2025 ‘Best of’ Books

Audition, by Katie Kitamura. 10 mentions.

The most frequently mentioned book on the “best-of” 2025 lists we examined, Audition begins with an accomplished actress meeting a young man for lunch and unspools competing narratives about the roles we play every day.

Kitamura is a former PEN America Literary Award judge and appeared at the PEN World Voices Festival in 2023.


The Wilderness, by Angela Flournoy. 8 mentions.

This bestseller, longlisted for the National Book Award, follows five Black women through 20 years of friendship. As they navigate early adulthood, they must find their places together in a turbulent world.

Flournoy was a finalist for the PEN/Robert W. Bingham prize for debut work in 2016.



A Guardian and a Thief, by Megha Majumdar. 7 mentions.

An Oprah’s Book Club pick and National Book Award finalist, A Guardian and a Thief tells two stories: that of Ma, whose immigration papers are stolen before a planned journey from India to the United States, and that of Boomba, the thief whose desperation drives him to the crime.

Read the PEN Ten interview for 2020’s A Burning.


Heart the Lover, by Lily King. 7 mentions.

The instant bestseller from the author of Writers & Lovers brings the heady days of youthful passion crashing into the wisdom of later life.

Lily King has participated in PEN America advocacy for writers at risk.


The Antidote, by Karen Russell. 6 mentions.

Set in a fictional Nebraska town buckling amid the Great Depression and dust bowl drought, The Antidote follows several characters reckoning with memory and the town’s secrets.

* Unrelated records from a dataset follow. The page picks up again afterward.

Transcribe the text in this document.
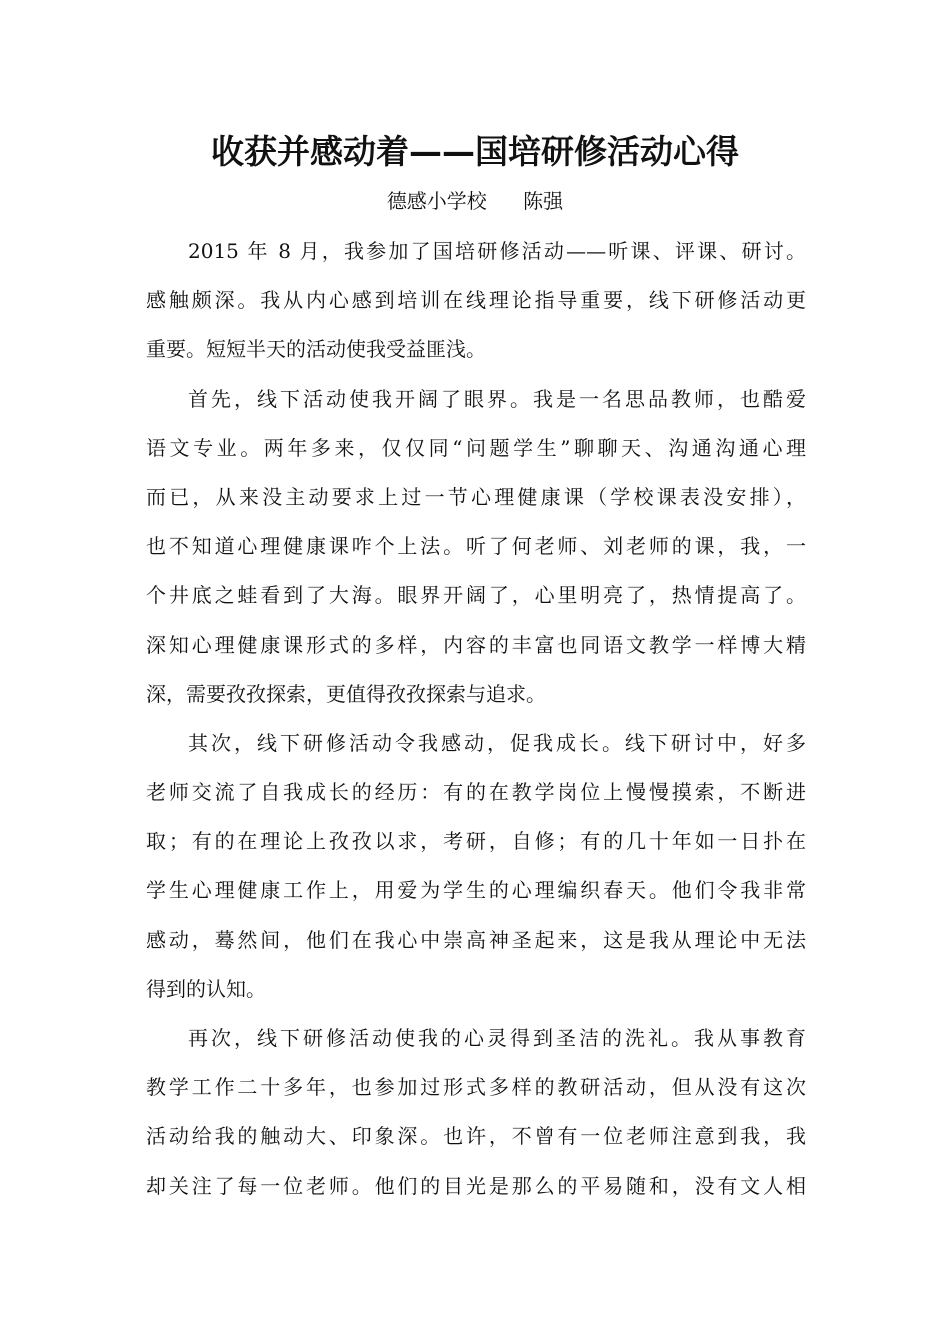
收获并感动着——国培研修活动心得
德感小学校 陈强
2015 年 8 月，我参加了国培研修活动——听课、评课、研讨。
感触颇深。我从内心感到培训在线理论指导重要，线下研修活动更
重要。短短半天的活动使我受益匪浅。
首先，线下活动使我开阔了眼界。我是一名思品教师，也酷爱
语文专业。两年多来，仅仅同“问题学生”聊聊天、沟通沟通心理
而已，从来没主动要求上过一节心理健康课（学校课表没安排），
也不知道心理健康课咋个上法。听了何老师、刘老师的课，我，一
个井底之蛙看到了大海。眼界开阔了，心里明亮了，热情提高了。
深知心理健康课形式的多样，内容的丰富也同语文教学一样博大精
深，需要孜孜探索，更值得孜孜探索与追求。
其次，线下研修活动令我感动，促我成长。线下研讨中，好多
老师交流了自我成长的经历：有的在教学岗位上慢慢摸索，不断进
取；有的在理论上孜孜以求，考研，自修；有的几十年如一日扑在
学生心理健康工作上，用爱为学生的心理编织春天。他们令我非常
感动，蓦然间，他们在我心中崇高神圣起来，这是我从理论中无法
得到的认知。
再次，线下研修活动使我的心灵得到圣洁的洗礼。我从事教育
教学工作二十多年，也参加过形式多样的教研活动，但从没有这次
活动给我的触动大、印象深。也许，不曾有一位老师注意到我，我
却关注了每一位老师。他们的目光是那么的平易随和，没有文人相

Flashlight, by Susan Choi. 6 mentions.

Susan Choi’s epic novel, long-listed for the National Book Award and short-listed for the Booker Prize, traces a father’s disappearance and its ripples across time and continents. 

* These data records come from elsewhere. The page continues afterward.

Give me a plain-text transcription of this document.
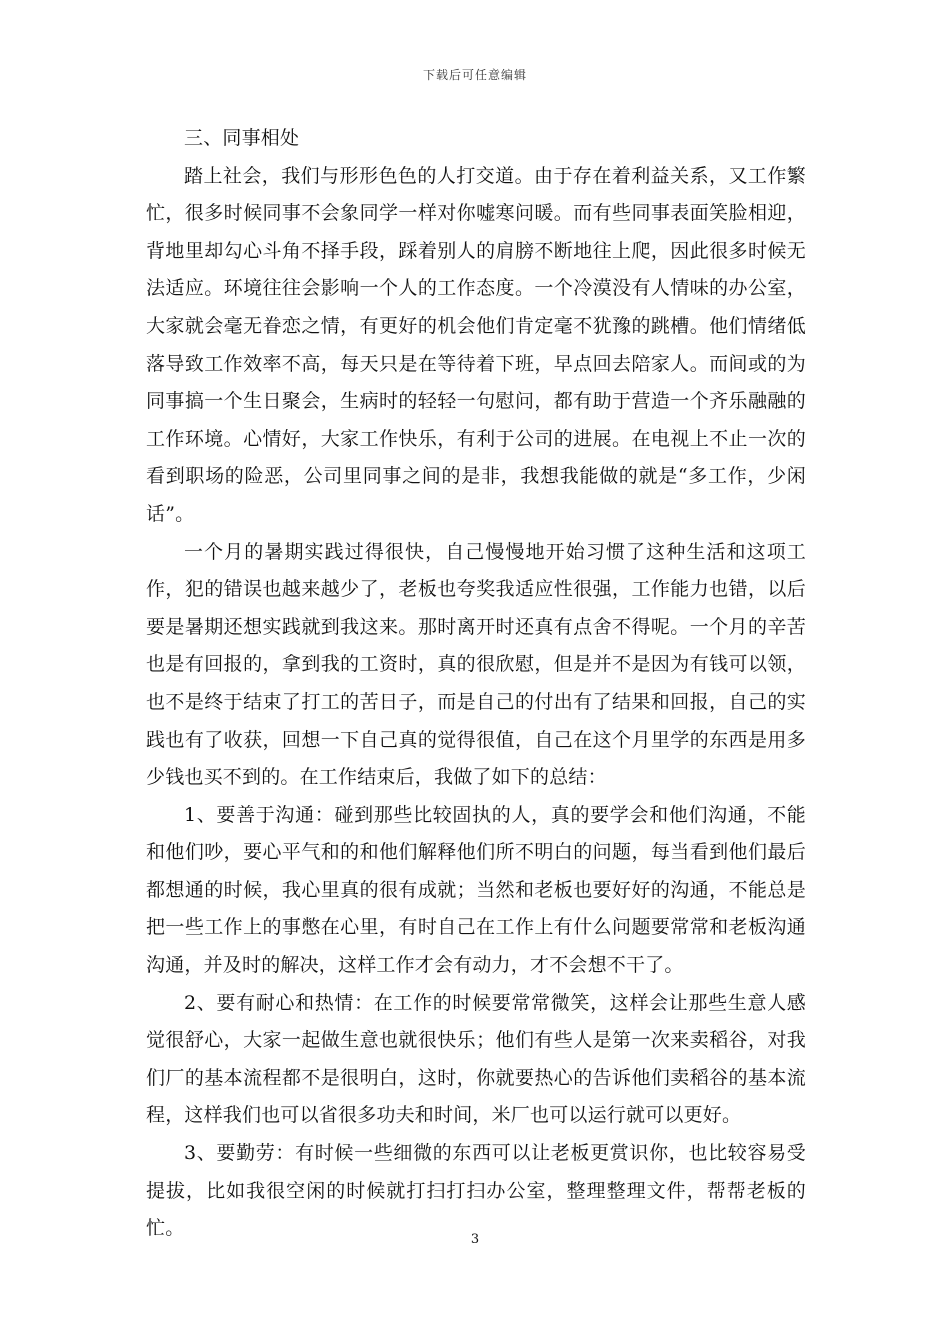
下载后可任意编辑

三、同事相处

踏上社会，我们与形形色色的人打交道。由于存在着利益关系，又工作繁忙，很多时候同事不会象同学一样对你嘘寒问暖。而有些同事表面笑脸相迎，背地里却勾心斗角不择手段，踩着别人的肩膀不断地往上爬，因此很多时候无法适应。环境往往会影响一个人的工作态度。一个冷漠没有人情味的办公室，大家就会毫无眷恋之情，有更好的机会他们肯定毫不犹豫的跳槽。他们情绪低落导致工作效率不高，每天只是在等待着下班，早点回去陪家人。而间或的为同事搞一个生日聚会，生病时的轻轻一句慰问，都有助于营造一个齐乐融融的工作环境。心情好，大家工作快乐，有利于公司的进展。在电视上不止一次的看到职场的险恶，公司里同事之间的是非，我想我能做的就是“多工作，少闲话”。

一个月的暑期实践过得很快，自己慢慢地开始习惯了这种生活和这项工作，犯的错误也越来越少了，老板也夸奖我适应性很强，工作能力也错，以后要是暑期还想实践就到我这来。那时离开时还真有点舍不得呢。一个月的辛苦也是有回报的，拿到我的工资时，真的很欣慰，但是并不是因为有钱可以领，也不是终于结束了打工的苦日子，而是自己的付出有了结果和回报，自己的实践也有了收获，回想一下自己真的觉得很值，自己在这个月里学的东西是用多少钱也买不到的。在工作结束后，我做了如下的总结：

1、要善于沟通：碰到那些比较固执的人，真的要学会和他们沟通，不能和他们吵，要心平气和的和他们解释他们所不明白的问题，每当看到他们最后都想通的时候，我心里真的很有成就；当然和老板也要好好的沟通，不能总是把一些工作上的事憋在心里，有时自己在工作上有什么问题要常常和老板沟通沟通，并及时的解决，这样工作才会有动力，才不会想不干了。

2、要有耐心和热情：在工作的时候要常常微笑，这样会让那些生意人感觉很舒心，大家一起做生意也就很快乐；他们有些人是第一次来卖稻谷，对我们厂的基本流程都不是很明白，这时，你就要热心的告诉他们卖稻谷的基本流程，这样我们也可以省很多功夫和时间，米厂也可以运行就可以更好。

3、要勤劳：有时候一些细微的东西可以让老板更赏识你，也比较容易受提拔，比如我很空闲的时候就打扫打扫办公室，整理整理文件，帮帮老板的忙。

3
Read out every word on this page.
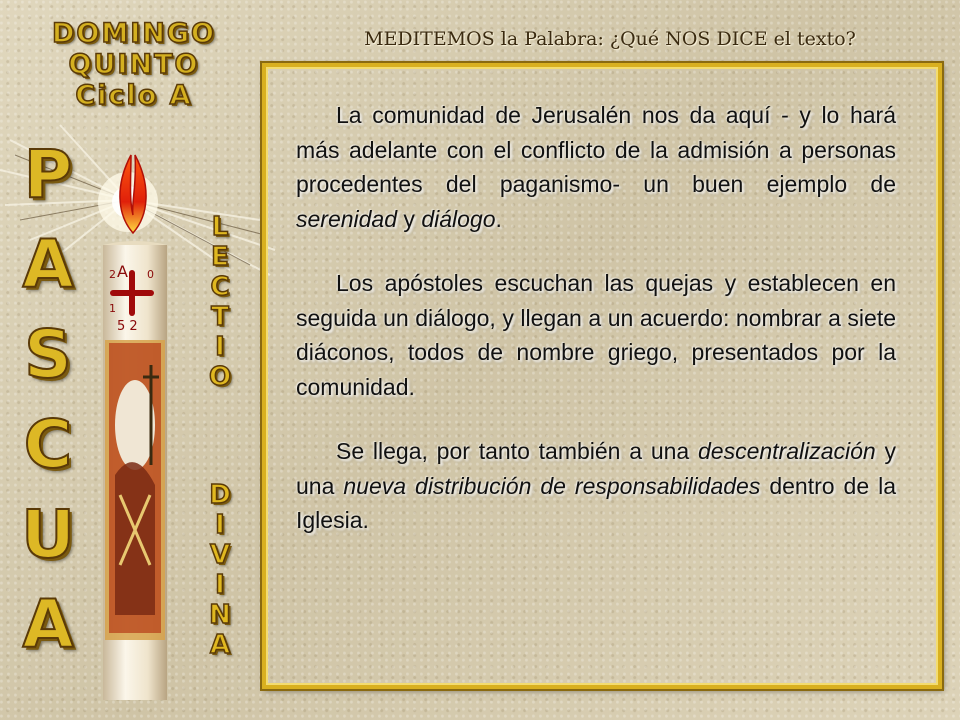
MEDITEMOS la Palabra: ¿Qué NOS DICE el texto?
DOMINGO
QUINTO
Ciclo A
A
2	0
1
5 2
P
A
S
C
U
A
L
E
C
T
I
O
D
I
V
I
N
A

La comunidad de Jerusalén nos da aquí - y lo hará más adelante con el conflicto de la admisión a personas procedentes del paganismo- un buen ejemplo de serenidad y diálogo.

Los apóstoles escuchan las quejas y establecen en seguida un diálogo, y llegan a un acuerdo: nombrar a siete diáconos, todos de nombre griego, presentados por la comunidad.

Se llega, por tanto también a una descentralización y una nueva distribución de responsabilidades dentro de la Iglesia.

Choi won a PEN/W.G. Sebald Award in 2010 and was a PEN America board member.


The Loneliness of Sonia and Sunny, by Kiran Desai. 6 mentions.

Kiran Desai’s first book since The Inheritance of Loss in 2006, Sonia and Sunny landed on the Booker Prize short-list and was a Kirkus Prize finalist. It tells the story of an aspiring novelist returning to her family in India and a struggling journalist escaping his family. 

Desai will appear at a PEN Out Loud event next month.


Atmosphere, by Taylor Jenkins Reid. 5 mentions.

From the author of The Seven Husbands of Evelyn Hugo comes an unlikely love story set against the backdrop of the 1980s space shuttle program. A Good Morning America pick.



Flesh, by David Szalay. 5 mentions.

This year’s Booker Prize winner is a spare, propulsive novel that follows an emotionally detached man buffeted by forces beyond his control. 


A Flower Traveled in My Blood, by Haley Cohen Gilliland. 5 mentions.

The most frequently mentioned nonfiction book on the list is the true story of a group of Argentinian grandmothers whose daughters were “disappeared” and their children secretly given to other families. The grandmothers turn detective to find their missing grandchildren.



Sky Daddy, by Kate Folk. 5 mentions.

Another debut, Sky Daddy, tells an offbeat story of a woman who is sexually obsessed with planes and hopes to marry one. Reviews use words like “zany” “crazy” and “breathtakingly audacious.”


The Slip, by Lucas Schaefer. 5 mentions.

Winner of the Kirkus Prize, The Slip is another debut that chronicles a 16-year-old boxer who suddenly vanishes after training at a Texas gym.